We were AWAL’s biggest clients 15 years ago. These days, they tell me, unsigned acts can make £100,000 a year with virtually nobody having heard of them. Just check out Glastonbury this year.

I really liked the AWAL people; enthusiastic, respectful, energetic. I didn’t like to tell them; I started all this. Back in 2011 I helped my friend Alex Day get into the Top Five that Christmas with Forever Yours, showing him how he could do it without a Publisher or Label or Plugger. He made about £450,000 from one hit single and began the You Tube phenomenon which culminated in Bloggers and VLoggers dominating charts.

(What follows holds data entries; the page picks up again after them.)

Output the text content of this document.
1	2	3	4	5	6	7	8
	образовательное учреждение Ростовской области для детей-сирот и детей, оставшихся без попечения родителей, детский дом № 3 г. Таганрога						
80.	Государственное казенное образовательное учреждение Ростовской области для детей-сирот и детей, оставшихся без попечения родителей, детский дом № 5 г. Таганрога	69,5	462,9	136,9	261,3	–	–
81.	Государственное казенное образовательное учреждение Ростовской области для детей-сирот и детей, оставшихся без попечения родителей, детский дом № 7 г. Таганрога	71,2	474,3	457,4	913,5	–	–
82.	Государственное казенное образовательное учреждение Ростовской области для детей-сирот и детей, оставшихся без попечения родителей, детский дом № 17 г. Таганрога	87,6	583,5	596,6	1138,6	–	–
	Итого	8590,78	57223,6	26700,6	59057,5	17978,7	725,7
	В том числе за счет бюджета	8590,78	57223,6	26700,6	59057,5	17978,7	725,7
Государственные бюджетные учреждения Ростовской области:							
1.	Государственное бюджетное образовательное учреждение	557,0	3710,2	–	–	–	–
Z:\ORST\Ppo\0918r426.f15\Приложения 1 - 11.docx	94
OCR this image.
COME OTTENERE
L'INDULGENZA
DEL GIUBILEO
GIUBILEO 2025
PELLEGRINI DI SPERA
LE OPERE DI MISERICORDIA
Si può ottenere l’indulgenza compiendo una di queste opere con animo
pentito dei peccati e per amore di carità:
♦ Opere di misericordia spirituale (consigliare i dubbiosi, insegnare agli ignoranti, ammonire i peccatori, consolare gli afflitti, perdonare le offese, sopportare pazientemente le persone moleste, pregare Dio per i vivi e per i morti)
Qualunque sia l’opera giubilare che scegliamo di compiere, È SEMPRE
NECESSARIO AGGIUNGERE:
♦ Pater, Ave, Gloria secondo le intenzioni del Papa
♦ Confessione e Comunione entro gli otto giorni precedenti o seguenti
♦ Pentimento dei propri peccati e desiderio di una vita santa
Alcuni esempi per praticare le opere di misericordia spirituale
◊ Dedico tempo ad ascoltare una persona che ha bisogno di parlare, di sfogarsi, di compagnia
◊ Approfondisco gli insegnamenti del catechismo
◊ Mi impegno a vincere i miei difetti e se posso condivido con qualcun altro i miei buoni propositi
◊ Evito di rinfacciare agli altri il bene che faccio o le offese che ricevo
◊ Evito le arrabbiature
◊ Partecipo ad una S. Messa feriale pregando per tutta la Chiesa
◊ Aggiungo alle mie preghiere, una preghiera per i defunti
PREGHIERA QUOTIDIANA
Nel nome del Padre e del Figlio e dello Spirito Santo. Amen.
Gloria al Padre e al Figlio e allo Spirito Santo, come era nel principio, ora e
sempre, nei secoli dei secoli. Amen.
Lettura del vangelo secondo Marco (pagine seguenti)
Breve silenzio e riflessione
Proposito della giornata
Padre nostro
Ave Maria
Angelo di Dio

In 1999 Eric Nicoli, then Boss of EMI, had asked me to become Global Chairman. I gave him a blueprint including starting our own Internet TV and radio station.

Sadly that all came to nothing as I fell foul of the False Allegations Industry, in its early days (my appeal against my 2001 wrongful conviction is ongoing, greatly assisted by my 2018 acquittals).

But I foresaw and intended to bypass the problem. Downloading, Streaming, You Tube and the rest were, and are, brilliant at catering for the fans of certain artistes. And there will always be enough of those to fund small, happy careers. But not enough to fund huge corporate investment.

Only the profits from enormous, mass appeal acts and hits can do that.

And there is nothing currently around to provide a service reaching those, not interested enough to search out music but who can be seduced if only you can find them. Only Adele and Sheeran have really accomplished that.

Spotify and the streamers can give you the music you want but you have to care enough to look for them. Nothing caters for those wanting to be charmed by superb sounds but without the inclination to look for them.

That will be the next big thing.

An internet service which people love, for other reasons, but which alerts them to great cross over music. If I was younger I’d invent it.